All’epoca internet non era ancora entrato nelle nostre case e l’unico modo per reperire informazioni erano le biblioteche o le riviste di settore. Andai al desk della biblioteca e, con le gambe tremanti, mentii senza ragione, come spesso siamo portati a fare quando siamo insicuri: “A scuola ci hanno chiesto di fare una ricerca sull’omosessualità”.

Non volendo portare quei libri a casa, passai giorni in biblioteca per leggerli tutti. Terminate le letture, ne parlai con un compagno di classe, il quale era a digiuno quanto lo ero io di qualsiasi nozione sull’argomento.

E quello fu di fatto il mio primo coming-out.

Temo che oggi il concetto di coming-out possa venire associato a una forma di esibizionismo. “La sessualità è una cosa privata” ci sentiamo a volte rispondere, ma fare coming-out non significa necessariamente andare per le strade ad affiggere manifesti, significa innanzitutto smettere di nascondersi.

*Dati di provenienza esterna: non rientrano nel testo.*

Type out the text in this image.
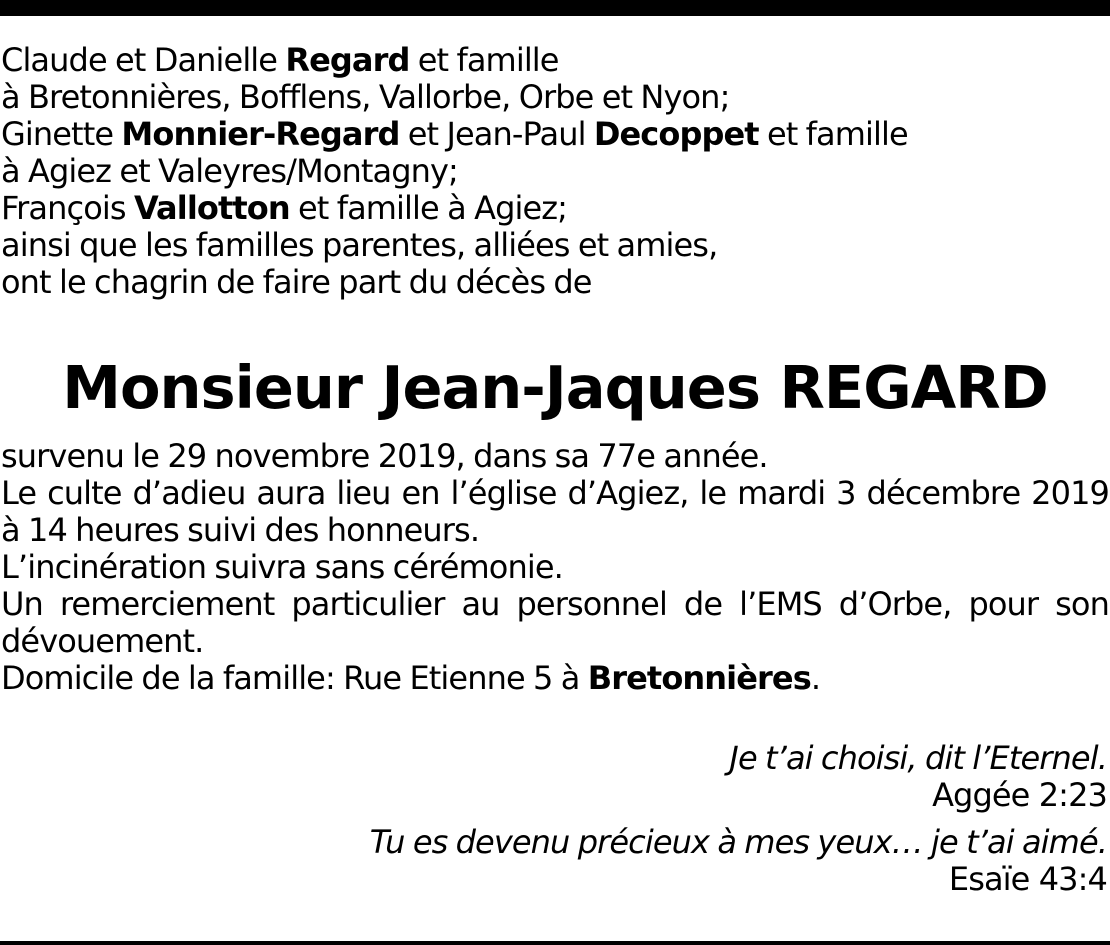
Claude et Danielle Regard et famille
à Bretonnières, Bofflens, Vallorbe, Orbe et Nyon;
Ginette Monnier-Regard et Jean-Paul Decoppet et famille
à Agiez et Valeyres/Montagny;
François Vallotton et famille à Agiez;
ainsi que les familles parentes, alliées et amies,
ont le chagrin de faire part du décès de
Monsieur Jean-Jaques REGARD
survenu le 29 novembre 2019, dans sa 77e année.
Le culte d’adieu aura lieu en l’église d’Agiez, le mardi 3 décembre 2019
à 14 heures suivi des honneurs.
L’incinération suivra sans cérémonie.
Un remerciement particulier au personnel de l’EMS d’Orbe, pour son
dévouement.
Domicile de la famille: Rue Etienne 5 à Bretonnières.
Je t’ai choisi, dit l’Eternel.
Aggée 2:23
Tu es devenu précieux à mes yeux… je t’ai aimé.
Esaïe 43:4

Poiché spesso non ci rendiamo conto delle implicazioni di ciò che riteniamo ordinario, forse non tutti gli eterosessuali comprendono a pieno l’impatto che sessualità e affettività hanno sulle nostre interazioni sociali. Nel caso di un uomo eterosessuale è naturale commentare tra amici o colleghi l’avvenenza di una donna, o rispondere a un invito “questa sera vado al cinema con la mia ragazza”, mentre nel caso di un omosessuale che si nasconde, queste situazioni quotidiane implicano mentire. Ed esercitarsi sin dalla giovane età alla menzogna, con amici e parenti, non è una pratica sana.

Il coming-out fa innanzitutto bene a se stessi, aiuta a vivere meglio, più pienamente.

A oltre vent’anni dalla mia esperienza, mi sento di escludere che ora, in Italia, un ragazzino possa arrivare a 13 anni senza aver mai sentito parlare di omosessualità. Grazie innanzitutto all’accresciuta rappresentazione dei media.

Serve però rilevare che esternazioni del tipo “ormai devono mettere il personaggio gay ovunque” nascono più dal disinformato battibecco social che da un’analisi oggettiva.

La dottoressa Stacy L. Smith della University of Southern California conduce dal 2016 un osservatorio sulla disparità di rappresentazione nell’intrattenimento*: nel 91% dei film hollywoodiani non compaiono questi onnipresenti omosessuali.

Concludo riportando la deliziosa risposta che mi diede il compagno di classe con cui feci il mio primo coming-out.

Avendo terminato con «Quindi penso di essere omosessuale», lui, serio, mi rispose: «Ho capito. Io invece sono sicuro di essere donno-sessuale».

A proposito di rappresentazione, vale la pena di menzionare che nella versione live action de La Bella e La Bestia (2017), il colosso dell’animazione Disney ha incluso il suo primo personaggio apertamente omosessuale (Le Tont), in quasi un secolo di produzioni. Il personaggio appare sullo schermo per pochissimi minuti, ma sufficienti a sollevare polemiche in tutto il mondo, inclusi Paesi che ne hanno vietato la proiezione, o che hanno chiesto di effettuare dei tagli alla pellicola (rifiutati dalla Disney).

Nonostante alcuni tentativi locali di boicottaggio, il film ha incassato 1 miliardo e 722 milioni di dollari, entrando (nel 2017) nella top 10 dei maggiori incassi nella storia.